I'm shocked she says it to the child!? YANBU btw, you pay for the space, why wouldn't you use it to have some time to yourself? (and yes I know you're cleaning, but it doesn't matter, you can do what the hell you want!)

WipsGlitter · 14/04/2014 12:16

I'm off tomorrow and Wed.

I'm going to be looking after DS1, but DS2 will still be going to daycare because (a) I'm paying for it and (b) I'm paying for it and (c) it means I can do stuff with DS1 that would be a pain to do if DS2 was there!

BrianButterfield · 14/04/2014 12:16

DS's new nursery charges teachers for one day a week to keep the place open during holidays - I said in that case I would probably just send DS in anyway and the manager said "oh yes, that's what most people do." So it's perfectly normal!

Rowood · 14/04/2014 12:19

Thanks everyone! I feel utterly justified from your reactions- and the fact I've just had an hours kip!
I'll let you know if they say anything when I go to collect her...I've got lots of ideas for answers now that I'm really hoping she does!

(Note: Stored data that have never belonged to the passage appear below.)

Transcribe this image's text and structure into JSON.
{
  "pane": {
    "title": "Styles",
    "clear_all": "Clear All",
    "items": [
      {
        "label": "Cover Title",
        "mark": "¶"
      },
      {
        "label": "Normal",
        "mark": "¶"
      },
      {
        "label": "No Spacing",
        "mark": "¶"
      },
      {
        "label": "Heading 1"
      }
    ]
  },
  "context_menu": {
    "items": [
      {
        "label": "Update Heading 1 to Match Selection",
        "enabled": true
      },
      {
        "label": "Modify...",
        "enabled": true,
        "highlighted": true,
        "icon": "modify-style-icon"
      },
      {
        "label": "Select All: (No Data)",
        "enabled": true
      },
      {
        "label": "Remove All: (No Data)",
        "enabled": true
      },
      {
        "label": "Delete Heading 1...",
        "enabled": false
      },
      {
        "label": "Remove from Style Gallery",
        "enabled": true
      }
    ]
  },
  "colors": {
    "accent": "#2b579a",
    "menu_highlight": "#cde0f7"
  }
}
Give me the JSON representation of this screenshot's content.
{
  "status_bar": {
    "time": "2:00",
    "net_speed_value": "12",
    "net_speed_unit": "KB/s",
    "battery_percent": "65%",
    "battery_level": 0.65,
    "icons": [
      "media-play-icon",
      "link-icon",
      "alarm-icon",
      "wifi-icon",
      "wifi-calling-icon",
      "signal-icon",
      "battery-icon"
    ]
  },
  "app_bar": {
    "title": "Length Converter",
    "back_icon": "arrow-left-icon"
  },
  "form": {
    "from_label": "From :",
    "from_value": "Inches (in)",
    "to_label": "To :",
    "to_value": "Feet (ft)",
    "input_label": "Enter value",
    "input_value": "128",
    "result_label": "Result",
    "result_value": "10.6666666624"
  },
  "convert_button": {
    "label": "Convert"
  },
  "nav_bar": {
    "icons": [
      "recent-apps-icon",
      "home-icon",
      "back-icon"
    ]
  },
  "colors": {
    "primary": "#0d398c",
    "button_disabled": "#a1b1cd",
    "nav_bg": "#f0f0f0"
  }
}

Wink

OP posts:
Rowood · 14/04/2014 12:25

Meant to add that the nursery is based at a farm and play barn which is very expensive to visit £12.95 per adult and child(although she would be free because she is under 4 but y other children wouldn't) knowing she will visit there each day for free saves me having to pay to take her and my other children their. Instead I can spend my money doing other things with them knowing that she has had this experience already.
I have to say the manager of the nursery never makes these comments though just the deputy it would seem

OP posts:
Mutley77 · 14/04/2014 12:27

Gosh I must be a dreadful mother then as my 10 month old DD (DC3) goes to nursery one day a week while I sit around and do nothing all day use the time to productively do things for myself or my older 2 kids, that can't be done with a cruising terror in attendance! EG hairdresser, helping at school, sorting out toys/clothes at home, clothes shopping... Or sometimes just napping, reading or meeting DH or a friend for lunch.

We also don't have any family or friends close by, DH works full time, so effectively I would otherwise have absolutely no child free time.

I think I would have struggled to do this with my PFB but now I am a more experienced and wiser mother I recognise and appreciate the importance of head space - and I think you are totally doing the right thing. You are not alone :)

WilsonFrickett · 14/04/2014 12:29

Few things are more teeth-itchingly nippy than a child-care provider who judges parents for using child care Rowood and it sounds like the deputy is one of them.

Hulababy · 14/04/2014 12:30

DD used to go to her nursery a couple of days a week in school holidays - I was still a teacher then. It meat that I can do my work - planing and prep, marking, etc plus time to do some housework.

Then meant the other days of the week we had to do what we wanted and have fun.

Hulababy · 14/04/2014 12:31

And like others have said - you have paid for it already anyway; no term time contract at DD's nursery.

moanymiserablemum · 14/04/2014 12:42

I would put all my dc in full time child care, for the entire easter holiday if i could afford it...I kid you not!

YANBU!

TheScience · 14/04/2014 12:43

DS1 always goes to nursery when I'm off - in fact I'm on maternity leave now and he's still going!